Let R be a ring and P be an (infinite dimensional) partial tilting module. We show that the perpendicular category of P is equivalent to the full module category Mod - S where S = End ( ℓ R ) and ℓ R is the Bongartz complement of P modulo its P -trace. Moreover, there is a ring epimorphism φ : R → S . We characterize the case when φ is a perfect localization. By [Riccardo Colpi, Alberto Tonolo, Jan Trlifaj, Partial cotilting modules and the lattices induced by them, Comm.
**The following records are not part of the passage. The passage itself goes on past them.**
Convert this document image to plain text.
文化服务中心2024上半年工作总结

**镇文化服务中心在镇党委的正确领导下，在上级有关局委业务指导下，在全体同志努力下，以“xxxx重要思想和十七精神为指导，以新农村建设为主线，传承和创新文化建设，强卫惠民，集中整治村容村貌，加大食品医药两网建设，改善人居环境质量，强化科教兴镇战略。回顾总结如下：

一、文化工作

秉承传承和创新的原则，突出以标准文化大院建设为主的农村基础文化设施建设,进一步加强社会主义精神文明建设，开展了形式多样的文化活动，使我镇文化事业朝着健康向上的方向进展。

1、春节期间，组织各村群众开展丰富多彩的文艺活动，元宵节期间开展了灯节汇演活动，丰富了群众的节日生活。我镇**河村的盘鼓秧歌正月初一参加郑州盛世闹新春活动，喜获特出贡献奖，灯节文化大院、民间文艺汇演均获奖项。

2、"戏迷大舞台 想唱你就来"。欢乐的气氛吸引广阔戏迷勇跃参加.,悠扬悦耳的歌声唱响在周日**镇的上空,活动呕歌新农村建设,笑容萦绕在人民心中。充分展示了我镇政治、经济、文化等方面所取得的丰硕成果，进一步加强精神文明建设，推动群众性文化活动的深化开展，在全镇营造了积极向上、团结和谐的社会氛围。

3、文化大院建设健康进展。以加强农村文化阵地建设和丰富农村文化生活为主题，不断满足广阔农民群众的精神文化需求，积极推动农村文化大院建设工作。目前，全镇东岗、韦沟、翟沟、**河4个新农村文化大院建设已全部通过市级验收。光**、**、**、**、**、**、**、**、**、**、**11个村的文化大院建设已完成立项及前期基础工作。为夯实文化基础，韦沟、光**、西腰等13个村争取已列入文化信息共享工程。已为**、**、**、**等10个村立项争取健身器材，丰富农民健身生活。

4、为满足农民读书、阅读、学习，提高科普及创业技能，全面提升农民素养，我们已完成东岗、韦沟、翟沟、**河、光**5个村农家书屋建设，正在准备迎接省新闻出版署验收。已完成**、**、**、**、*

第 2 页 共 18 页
Algebra 25 (10) (1997) 3225–3237], there exist mutually inverse isomorphisms μ ′ and ν ′ between the interval [ Gen P , P ⊥ 1 ] in the lattice of torsion classes in Mod - R , and the lattice of all torsion classes in Mod - S . We provide necessary and sufficient conditions for μ ′ and ν ′ to preserve tilting torsion classes. As a consequence, we show that these conditions are always satisfied when R is a Dedekind domain, and if P is finitely presented and R is an artin algebra, then the conditions reduce to the trivial ones, namely that each value of μ ′ and ν ′ contains all injectives.